European defense ministers are holding ‘drone wall’ talks as airspace violations mount

European defense ministers are holding ‘drone wall’ talks as airspace violations mount

BRUSSELS (AP) — Defense ministers from European countries with borders close to Russia and Ukraine held talks on Friday about building a “drone wall” to plug gaps in their defenses following several airspace violations.

Finland, Estonia, Latvia, Lithuania and Poland have been working on a drone wall project, but in March, the European Union’s executive branch rejected a joint Estonia-Lithuania request for funds to set one up.

Since then, Europe’s borders have been increasingly tested by rogue drones. Russia has been blamed for some of the incidents, but denies that anything was done on purpose or that it played a role.

NATO jets scrambled on Sept. 10 to shoot down a number of Russian drones that breached Polish airspace, in an expensive response to a relatively cheap threat. Airports in Denmark were temporarily closed this week after drones were flown nearby.

EU Defense Commissioner Andrius Kubilius chaired Friday’s talks. The meeting, via video-link, included those countries plus officials from Bulgaria, Denmark, Hungary, Romania and Slovakia, along with representatives from Ukraine and NATO.

The aim is to establish what equipment those countries have to counter drone intrusions, what more they might need to plug any gaps along NATO’s eastern flank, and for Kubilius work out where EU funds might be found to help the effort.
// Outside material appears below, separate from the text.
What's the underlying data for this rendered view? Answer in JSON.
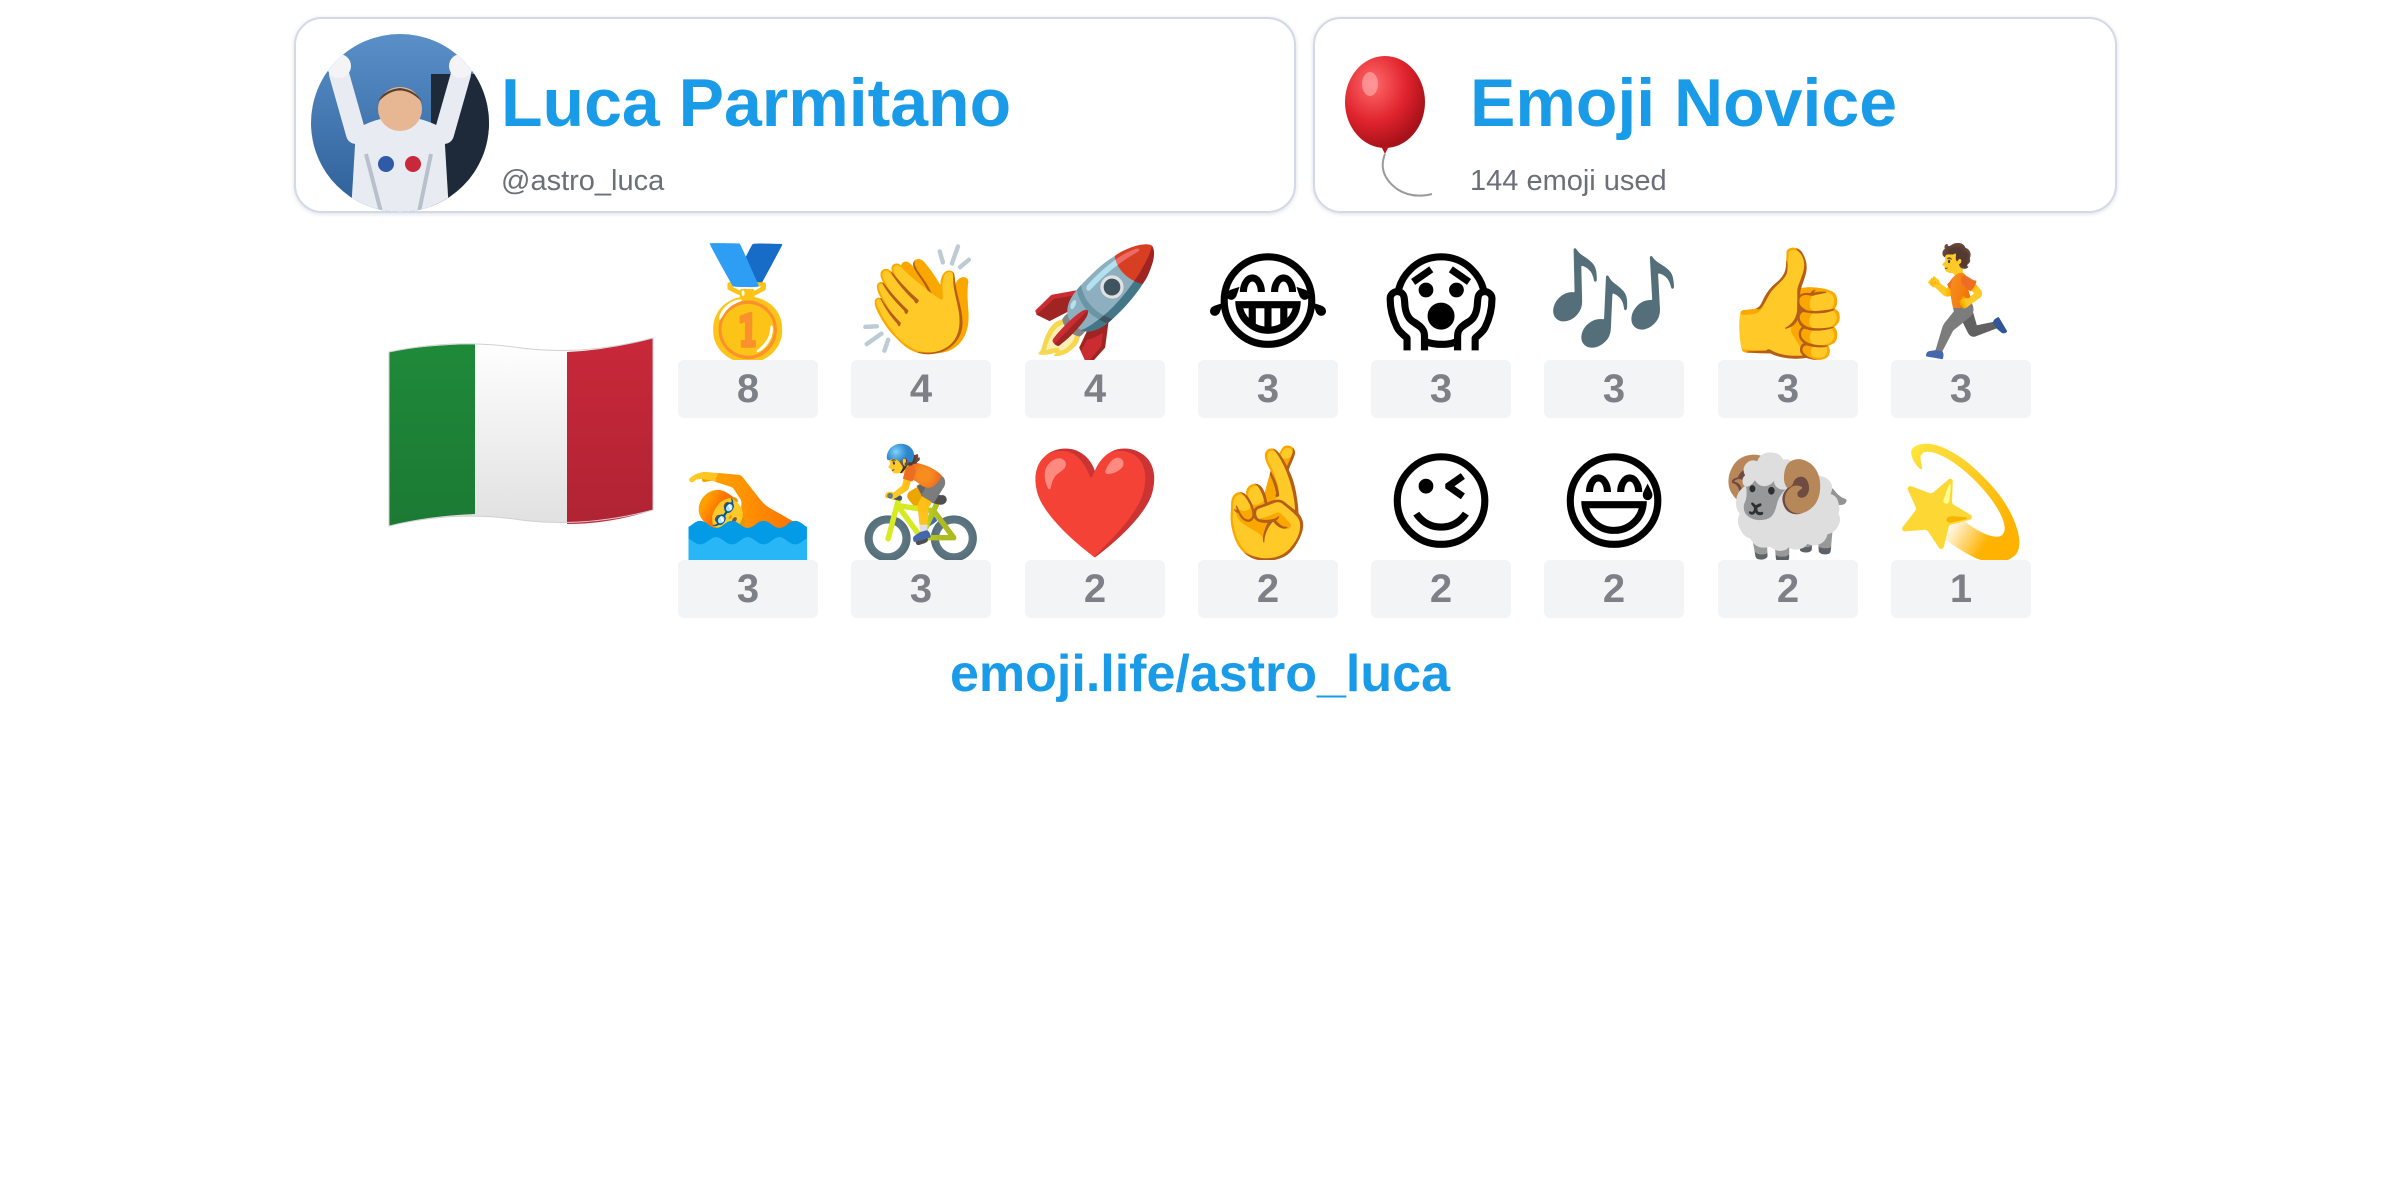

The focus is on improving the detection and tracking of small and hard-to-spot drones, and coming up with a joint way to respond to any intrusions. EU leaders will discuss the meeting conclusions at a summit in Copenhagen on Wednesday.

While the effort will initially focus on the eastern flank closest to Russia and Ukraine, the commission hopes that the initiative will be taken up by other countries across the 27-nation bloc.

European Commission President Ursula von der Leyen said earlier this month that Europe “must heed the call of our Baltic friends and build a drone wall.”

“This is not an abstract ambition. It is the bedrock of credible defense,” von der Leyen told EU lawmakers.

It should be, she said, “a European capability developed together, deployed together, and sustained together, that can respond in real time. One that leaves no ambiguity as to our intentions. Europe will defend every inch of its territory.”

Von der Leyen said that 6 billion euros ($7 billion) would be earmarked to set up a drone alliance with Ukraine, whose armed forces are using the unmanned aerial vehicles to inflict around two-thirds of all military equipment losses sustained by Russian forces.